Note: This review is from 2003

Review by Steve Bennett

Stephen K Amos is the embodiment of charisma. From the first minute to the last, he never lets the audience out of the palm of his hand.

He weaves his way to the stage through the audience, casually tossing aside rebukes in cultured African tones. Some women are loose for bearing too much flesh, an actor is branded a junkie, and a man with three female friends a pimp.

More icebreaking than groundbreaking, perhaps, but as Amos says as he returns to his own voice - he wants to connect with the audience. And fast.

Punters are encouraged to be vocal and throw themselves into the show, and it works. A 16-year-old lad in the front row, for example, provides the spark for a routine about the sacrifices of an older generation, asbestos in schools and Ribena rotting teeth.

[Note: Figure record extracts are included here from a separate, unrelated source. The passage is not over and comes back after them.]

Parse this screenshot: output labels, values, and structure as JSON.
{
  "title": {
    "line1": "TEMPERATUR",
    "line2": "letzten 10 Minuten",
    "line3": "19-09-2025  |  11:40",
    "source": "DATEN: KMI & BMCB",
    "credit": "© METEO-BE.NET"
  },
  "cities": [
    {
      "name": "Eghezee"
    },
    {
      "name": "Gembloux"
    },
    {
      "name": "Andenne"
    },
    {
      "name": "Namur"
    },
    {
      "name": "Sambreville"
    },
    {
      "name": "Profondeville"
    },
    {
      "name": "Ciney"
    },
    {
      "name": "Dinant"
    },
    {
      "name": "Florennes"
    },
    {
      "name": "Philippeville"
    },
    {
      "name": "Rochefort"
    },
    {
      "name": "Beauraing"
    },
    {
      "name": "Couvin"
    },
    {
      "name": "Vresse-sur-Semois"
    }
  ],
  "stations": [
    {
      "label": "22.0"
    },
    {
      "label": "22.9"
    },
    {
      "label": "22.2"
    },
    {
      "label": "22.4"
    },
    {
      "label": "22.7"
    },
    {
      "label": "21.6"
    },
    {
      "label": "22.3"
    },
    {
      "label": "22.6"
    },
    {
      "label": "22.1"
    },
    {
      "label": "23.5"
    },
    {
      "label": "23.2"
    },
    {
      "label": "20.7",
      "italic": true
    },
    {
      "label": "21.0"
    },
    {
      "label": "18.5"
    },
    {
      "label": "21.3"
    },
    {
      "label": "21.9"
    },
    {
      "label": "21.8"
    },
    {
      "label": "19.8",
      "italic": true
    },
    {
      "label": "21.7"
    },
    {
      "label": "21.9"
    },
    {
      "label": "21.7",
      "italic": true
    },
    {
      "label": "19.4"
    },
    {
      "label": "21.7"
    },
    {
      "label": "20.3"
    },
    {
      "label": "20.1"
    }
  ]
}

This might not sound that special, but Amos skilfully infused the material with acerbic and lightning quick humour, all the while endearing the audience to him.

Amos is a brilliant raconteur with tales of his friend tripping out, at Glastonbury and a trip to Ireland where he was described as "black as night and one who walks on coffins". His travels allow him to explore accents and he proves he can slip in and out of character effortlessly, including the recurring figure of the obviously outrageous, stereotypical gay man

Amos can be formidable and has massive stage presence, even if his many references to his alleged "massive cock" did wear thin after a while.

But all his lapses are forgiven because Amos's show is packed with well-observed material, performed hilariously. His affection for the audience is the killer blow, culminating in an all-singing, all-dancing party to which everyone is invited.

No one could possibly have left this feelgood show without a beaming smile on their face. A real stormer.